Flowers in the Attic (1987)
Director:ジェフリー・ブルーム
Cast:ヴィクトリア・テナント / クリスティ・スワンソン / ルイーズ・フレッチャー / ジェブ・スチュアート・アダムス
Production Company:フリーズ・エンタテインメント
V・C・アンドリュースの同名小説の映画化作品。背徳的で病的なゴシック・ファンタジーの物語。近親相姦、児童虐待という重く苦しいテーマを主題に据えた物語に、何ともやるせなく心が締め付けられる。観終わった後には心にずっしりと重いものがのしかかったような、後味の悪さが残る作品である。
クリスとキャシー、双子のキャリーとコーリーの四兄妹は、美しい母親とハンサムで優しい父親に愛され幸せな生活を送っていた。

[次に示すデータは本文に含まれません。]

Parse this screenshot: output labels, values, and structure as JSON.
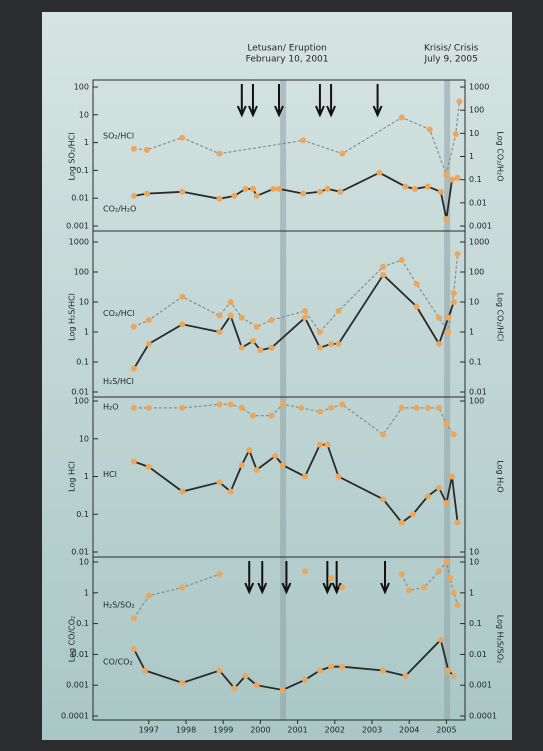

そんなある日、父親の交通事故死により生活は一変、一家は住んでいた家を売り払い資産家である母親の実家に身を寄せることになる。しかし、母親であるコリーンは17年前、叔父と駆け落ち、そして結婚、出産という許されざる近親相姦によって実家から縁を切られていた。祖母はコリーンを許しておらず、四兄妹は鉄格子の嵌められた屋根裏部屋へと監禁されてしまう。祖父の許しを得るまでの間の我慢だという母親の言葉を信じる子供達であったが。
徐々に屋根裏部屋へ訪れなくなり様子が変わっていく母親のさまや、無邪気であった幼い双子達が食事を絶たれ徐々に衰弱していくさま等、閉鎖的な空間の中で淡々と描かれる残酷な物語が恐ろしい。あまりに病的なその内容は、よくもまあこんな物語を思いつくものだ、と原作者V・C・アンドリュースの想像力そのものへの恐怖を感じさせるほどである。
しかし本作が恐ろしいのは、実は映画版は原作よりも大分マイルドとなっているという点にある。本作で子供達が監禁されるのは数ヶ月だが、原作では何と3年5ヶ月に渡るものとなる。さらに、その間に成長をしたクリスとキャシーは、近親相姦の関係となってしまう。また、ラストの展開は映画版のオリジナルであり、原作ではそれすらもない。原作は映画版を凌駕する、どこにも救いのない、ただただ辛く悲しい物語である。どんよりしたい方は是非原作と合わせて観て頂きたい。